Good contractors are able to design a team for you that will meet your needs. At Joy Accounting, we typically provide high-level (Controller-level) guidance along with completing day-to-day accounting tasks. Allowing a contractor to build a team means you don’t have to staff in the rigid way that on-site employees often require. In our model, you get two (or more) skillsets rolled into one overall offering.

A word that sums up our model is ‘flexible’. As a contractor, we can design offerings that make sense for exactly what you need, so that the scope matches the value that you are looking for.
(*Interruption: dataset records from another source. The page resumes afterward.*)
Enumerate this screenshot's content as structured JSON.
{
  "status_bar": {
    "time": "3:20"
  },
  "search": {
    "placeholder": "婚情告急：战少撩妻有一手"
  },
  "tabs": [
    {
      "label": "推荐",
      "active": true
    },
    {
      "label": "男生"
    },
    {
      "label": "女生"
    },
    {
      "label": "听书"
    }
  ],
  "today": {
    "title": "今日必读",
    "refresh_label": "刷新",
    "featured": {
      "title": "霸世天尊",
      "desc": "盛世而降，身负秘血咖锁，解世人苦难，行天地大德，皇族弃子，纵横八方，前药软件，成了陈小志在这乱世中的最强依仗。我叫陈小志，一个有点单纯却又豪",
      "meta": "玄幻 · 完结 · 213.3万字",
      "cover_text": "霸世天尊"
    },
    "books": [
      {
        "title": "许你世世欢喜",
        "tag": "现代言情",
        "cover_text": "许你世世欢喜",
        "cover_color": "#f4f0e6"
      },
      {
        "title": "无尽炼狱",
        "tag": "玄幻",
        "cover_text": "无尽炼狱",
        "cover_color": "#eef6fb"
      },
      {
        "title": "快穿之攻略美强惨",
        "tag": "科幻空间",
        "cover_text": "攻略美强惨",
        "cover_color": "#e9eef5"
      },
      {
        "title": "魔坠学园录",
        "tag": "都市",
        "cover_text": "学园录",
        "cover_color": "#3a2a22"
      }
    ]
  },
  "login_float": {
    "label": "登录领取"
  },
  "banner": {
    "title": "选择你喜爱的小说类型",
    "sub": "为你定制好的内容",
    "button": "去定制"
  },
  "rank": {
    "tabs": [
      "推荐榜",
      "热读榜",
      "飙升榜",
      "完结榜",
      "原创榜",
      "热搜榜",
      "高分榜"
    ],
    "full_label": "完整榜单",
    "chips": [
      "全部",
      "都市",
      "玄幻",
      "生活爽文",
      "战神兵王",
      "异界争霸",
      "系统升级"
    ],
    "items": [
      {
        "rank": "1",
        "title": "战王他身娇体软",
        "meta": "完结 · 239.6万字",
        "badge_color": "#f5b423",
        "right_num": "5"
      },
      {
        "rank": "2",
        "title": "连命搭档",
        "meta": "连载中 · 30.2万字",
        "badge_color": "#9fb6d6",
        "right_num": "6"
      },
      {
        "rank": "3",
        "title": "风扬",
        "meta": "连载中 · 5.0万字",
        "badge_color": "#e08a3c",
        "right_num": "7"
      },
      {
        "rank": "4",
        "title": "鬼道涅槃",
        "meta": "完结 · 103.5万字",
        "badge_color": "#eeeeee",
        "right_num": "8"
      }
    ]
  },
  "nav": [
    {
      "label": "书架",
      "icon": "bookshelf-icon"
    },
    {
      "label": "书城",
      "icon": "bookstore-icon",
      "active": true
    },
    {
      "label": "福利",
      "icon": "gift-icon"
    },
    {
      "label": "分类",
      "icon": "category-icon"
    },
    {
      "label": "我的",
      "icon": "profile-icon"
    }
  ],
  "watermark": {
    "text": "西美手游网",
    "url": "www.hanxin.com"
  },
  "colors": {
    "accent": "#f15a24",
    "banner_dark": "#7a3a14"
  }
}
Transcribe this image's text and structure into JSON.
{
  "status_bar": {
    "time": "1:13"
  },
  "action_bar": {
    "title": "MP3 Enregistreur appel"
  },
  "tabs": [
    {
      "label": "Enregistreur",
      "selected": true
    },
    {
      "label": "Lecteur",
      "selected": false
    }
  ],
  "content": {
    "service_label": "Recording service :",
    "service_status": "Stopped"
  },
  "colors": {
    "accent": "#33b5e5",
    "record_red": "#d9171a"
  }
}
The difficult thing about the traditional employee model is that changing the scope is very difficult – if you bring someone on for 15 hours of work and you find that you actually need 30, then you’ll likely have to find someone else.

As a contractor, we work with many other clients, which means we are always problem-solving. And because we see a wide spectrum of client needs and design solutions for them, this means that we can often take lessons from another situation and apply it to your company.

The nature of our model means that we are continuously learning and adjusting. This continuous learning enables us to bring thought leadership as a team to our clients in ways that they wouldn’t expect.  

Contractors are more able to operate within the flow of the business, so that when you need them they are there, and when you don’t need them you are not paying for a warm body sitting in a seat.

As a small business owner, you don’t need to worry as much about ‘people management’ with a contractor as you do with your own employee. If a contractor’s employee is not meeting the mark, it is up to the contractor to make it right. And, if they ultimately can’t meet your needs, it is easier to part ways.


Contractors are not physically there with you, which means it can be more difficult to build rapport and a relationship. And if it’s truly important to you that everyone is physically present, then you’ll likely want to go with the traditional model.   

In the digital age that we live in, working with an outside expert is increasingly becoming a more attractive option. If done well, it can provide the small business owner with expertise, flexibility, and direction that is difficult to realize via the more tradition staffing model.